Syria’s transition to peace: Why justice matters

We organised an event on 18 December in Berlin, to talk about Syria’s transition to peace. We had the pleasure of having Dr Bente Scheller, Head of the Middle East and North Africa Division at Heinrich Böll Stiftung, Joumana Seif, European Center for Constitutional and Human Rights, Mariana Karkoutly, Huquqyat, Organisation of Syrian women lawyers and legal practitioners, Mariah Al Abdeh, Chief Executive Officer at Women Now For Development and Jelnar Ahmad, Syrian Archive, Program Manager at Mnemonic.

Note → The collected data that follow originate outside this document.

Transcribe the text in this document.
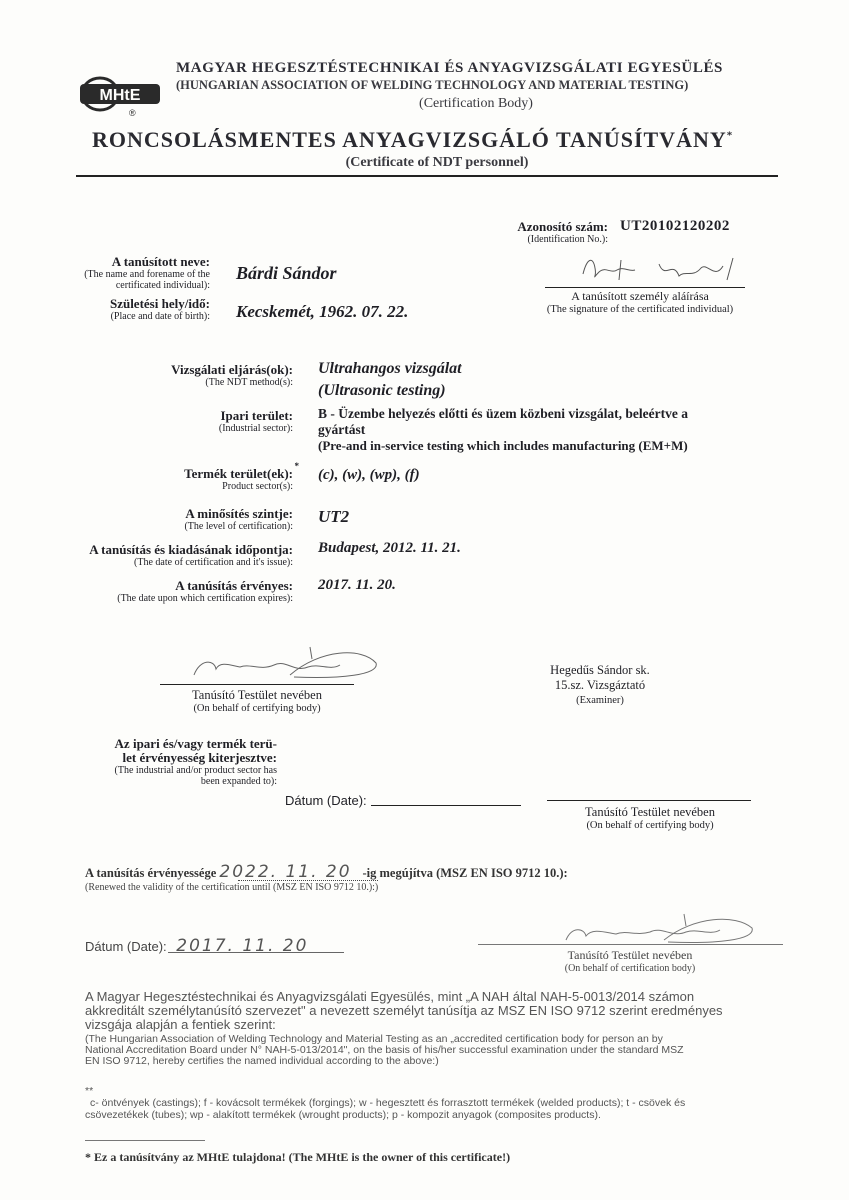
MHtE
®
MAGYAR HEGESZTÉSTECHNIKAI ÉS ANYAGVIZSGÁLATI EGYESÜLÉS
(HUNGARIAN ASSOCIATION OF WELDING TECHNOLOGY AND MATERIAL TESTING)
(Certification Body)
RONCSOLÁSMENTES ANYAGVIZSGÁLÓ TANÚSÍTVÁNY*
(Certificate of NDT personnel)
Azonosító szám:
(Identification No.):
UT20102120202
A tanúsított neve:
(The name and forename of the certificated individual):
Bárdi Sándor
Születési hely/idő:
(Place and date of birth): Kecskemét, 1962. 07. 22.
A tanúsított személy aláírása
(The signature of the certificated individual)
Vizsgálati eljárás(ok):
(The NDT method(s):
Ultrahangos vizsgálat
(Ultrasonic testing)
Ipari terület:
(Industrial sector):
B - Üzembe helyezés előtti és üzem közbeni vizsgálat, beleértve a
gyártást
(Pre-and in-service testing which includes manufacturing (EM+M)
Termék terület(ek): *
Product sector(s):
(c), (w), (wp), (f)
A minősítés szintje:
(The level of certification):
UT2
A tanúsítás és kiadásának időpontja:
(The date of certification and it's issue):
Budapest, 2012. 11. 21.
A tanúsítás érvényes:
(The date upon which certification expires):
2017. 11. 20.
Tanúsító Testület nevében
(On behalf of certifying body)
Hegedűs Sándor sk.
15.sz. Vizsgáztató
(Examiner)
Az ipari és/vagy termék terü-
let érvényesség kiterjesztve:
(The industrial and/or product sector has been expanded to):
Dátum (Date):
Tanúsító Testület nevében
(On behalf of certifying body)
A tanúsítás érvényessége 2022. 11. 20 -ig megújítva (MSZ EN ISO 9712 10.):
(Renewed the validity of the certification until (MSZ EN ISO 9712 10.):)
Dátum (Date): 2017. 11. 20	Tanúsító Testület nevében
(On behalf of certification body)
A Magyar Hegesztéstechnikai és Anyagvizsgálati Egyesülés, mint „A NAH által NAH-5-0013/2014 számon
akkreditált személytanúsító szervezet" a nevezett személyt tanúsítja az MSZ EN ISO 9712 szerint eredményes
vizsgája alapján a fentiek szerint:
(The Hungarian Association of Welding Technology and Material Testing as an „accredited certification body for person an by
National Accreditation Board under N° NAH-5-013/2014", on the basis of his/her successful examination under the standard MSZ
EN ISO 9712, hereby certifies the named individual according to the above:)
**
c- öntvények (castings); f - kovácsolt termékek (forgings); w - hegesztett és forrasztott termékek (welded products); t - csövek és
csövezetékek (tubes); wp - alakított termékek (wrought products); p - kompozit anyagok (composites products).
* Ez a tanúsítvány az MHtE tulajdona! (The MHtE is the owner of this certificate!)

December 8th turned the tide for many people in Syria and the diaspora. What started as peaceful protests for dignity in 2011 had been met with a violent response from the Assad regime back then. The brutality of the campaign displaced more than half of Syria’s population. Thousands were demonstrably tortured to death in regime prisons, and more than 100.000 were subject to forced disappearance. Armed factions of different sides in Syria committed human rights violations, and the IS carried out genocide against the Yezidis in Syria and Iraq. With many foreign powers involved, the conflict developed features of a proxy war as well. With the successful offensive of Islamist factions, in coordination with Kurdish, Druze and others, Syrians finally managed to topple the Assad regime.


The 54 years of authoritarian rule and the woes of the war left layers upon layers of injustice. The most heinous crimes remained unpunished.
Other conflicts – but also the massacres committed in Syria under Hafez al-Assad in the 1980s – show us that justice efforts are core to peace. They help victims and survivors to cope with their ordeal, they give credit to the disappeared, and they help end impunity.
If justice is not tangible, revenge might endanger the path to a different future.

In this situation of transition, the event addressed the following questions:

How to address and correct injustice?

Who are the Syrian actors who have been relentlessly working on justice for the past decades?

What do they identify as priorities now? What do they need?

And what role can Germany and the EU play in supporting them?